Intraperitoneal tuberculosis can cause a raised CA-125 mimicking ovarian malignancy [3]. In one study, 5.7% of the 138 patients suspected of having ovarian cancer actually had tuberculosis [3]. Women with APTB tend to be younger than the typical age for malignancy, averaging between 20 and 40 years old [4]. Noninvasive testing for tuberculosis remains a challenge. The tuberculin skin test has a low sensitivity, especially in cases of APTB. Currently, laparoscopy and biopsy is the preferred method of differentiating between tuberculosis and ovarian cancer, thus avoiding hysterectomy [5]. This can be especially beneficial in patients wishing to preserve their fertility [5].

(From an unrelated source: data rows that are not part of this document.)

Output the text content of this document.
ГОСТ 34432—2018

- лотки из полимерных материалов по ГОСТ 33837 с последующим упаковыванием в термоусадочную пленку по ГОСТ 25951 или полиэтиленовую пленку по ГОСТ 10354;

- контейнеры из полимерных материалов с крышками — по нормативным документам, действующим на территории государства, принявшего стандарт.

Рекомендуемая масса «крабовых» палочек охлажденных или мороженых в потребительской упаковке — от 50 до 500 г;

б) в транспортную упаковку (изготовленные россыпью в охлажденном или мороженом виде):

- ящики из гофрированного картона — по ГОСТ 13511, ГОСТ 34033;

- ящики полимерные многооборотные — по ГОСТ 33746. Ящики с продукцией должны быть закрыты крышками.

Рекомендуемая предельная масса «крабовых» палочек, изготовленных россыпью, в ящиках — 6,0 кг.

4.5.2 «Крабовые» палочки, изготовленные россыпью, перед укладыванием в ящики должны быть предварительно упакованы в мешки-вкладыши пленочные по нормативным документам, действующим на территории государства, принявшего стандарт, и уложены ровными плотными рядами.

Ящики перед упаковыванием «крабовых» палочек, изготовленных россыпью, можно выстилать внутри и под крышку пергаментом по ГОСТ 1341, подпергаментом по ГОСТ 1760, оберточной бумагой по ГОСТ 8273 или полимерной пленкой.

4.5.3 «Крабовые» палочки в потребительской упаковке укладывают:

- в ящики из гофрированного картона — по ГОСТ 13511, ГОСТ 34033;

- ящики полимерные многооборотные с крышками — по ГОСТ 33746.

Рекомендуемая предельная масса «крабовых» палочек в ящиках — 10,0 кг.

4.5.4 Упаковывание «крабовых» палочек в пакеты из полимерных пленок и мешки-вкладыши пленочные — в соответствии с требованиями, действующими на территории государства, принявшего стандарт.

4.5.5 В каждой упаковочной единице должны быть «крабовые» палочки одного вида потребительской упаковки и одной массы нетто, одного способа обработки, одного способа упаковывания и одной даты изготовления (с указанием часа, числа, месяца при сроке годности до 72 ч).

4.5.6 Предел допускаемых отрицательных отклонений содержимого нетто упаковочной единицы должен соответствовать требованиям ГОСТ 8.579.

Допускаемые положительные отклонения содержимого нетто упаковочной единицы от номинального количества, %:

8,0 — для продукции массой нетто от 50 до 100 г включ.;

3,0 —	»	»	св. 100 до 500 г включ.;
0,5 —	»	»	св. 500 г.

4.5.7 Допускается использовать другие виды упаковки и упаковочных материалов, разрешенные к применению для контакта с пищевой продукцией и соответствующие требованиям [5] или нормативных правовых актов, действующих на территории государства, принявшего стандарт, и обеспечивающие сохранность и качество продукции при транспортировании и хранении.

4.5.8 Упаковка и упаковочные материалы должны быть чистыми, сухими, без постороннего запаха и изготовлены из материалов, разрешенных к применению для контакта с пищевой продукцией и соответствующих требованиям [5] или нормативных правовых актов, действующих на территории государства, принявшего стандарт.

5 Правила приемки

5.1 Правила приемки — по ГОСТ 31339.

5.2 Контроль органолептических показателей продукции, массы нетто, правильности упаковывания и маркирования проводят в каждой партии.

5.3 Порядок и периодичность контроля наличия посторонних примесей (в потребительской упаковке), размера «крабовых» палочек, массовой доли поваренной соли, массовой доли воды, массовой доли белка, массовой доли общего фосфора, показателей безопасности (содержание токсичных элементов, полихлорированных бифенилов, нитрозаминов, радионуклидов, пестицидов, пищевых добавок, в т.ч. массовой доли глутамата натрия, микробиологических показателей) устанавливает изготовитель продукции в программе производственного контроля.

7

As with pulmonary tuberculosis, first line treatment for APTB is a combination of rifampicin, isoniazid, pyrazinamide, and ethambutol for six months. However, there are emerging cases of multidrug-resistant tuberculosis, with 2-3% of cases resistant to at least isoniazid and rifampicin in Australia and 600,000 new cases of drug resistance worldwide in 2016. Unfortunately, while the majority of cases of tuberculosis are treatable, there remains a significant gap in access to early detection and treatment [2].

Diagnosis of APTB can be challenging as the symptoms are nonspecific and may mimic gynaecological malignancy, bowel disease, or other infectious diseases. Interestingly, our patient had both a large ovarian cyst and APTB. This necessitated laparotomy due to suspected ovarian malignancy. This case emphasizes the importance of considering rare conditions in order to achieve the best possible patient outcome.

Conflicts of Interest

The authors declare that they have no conflicts of interest.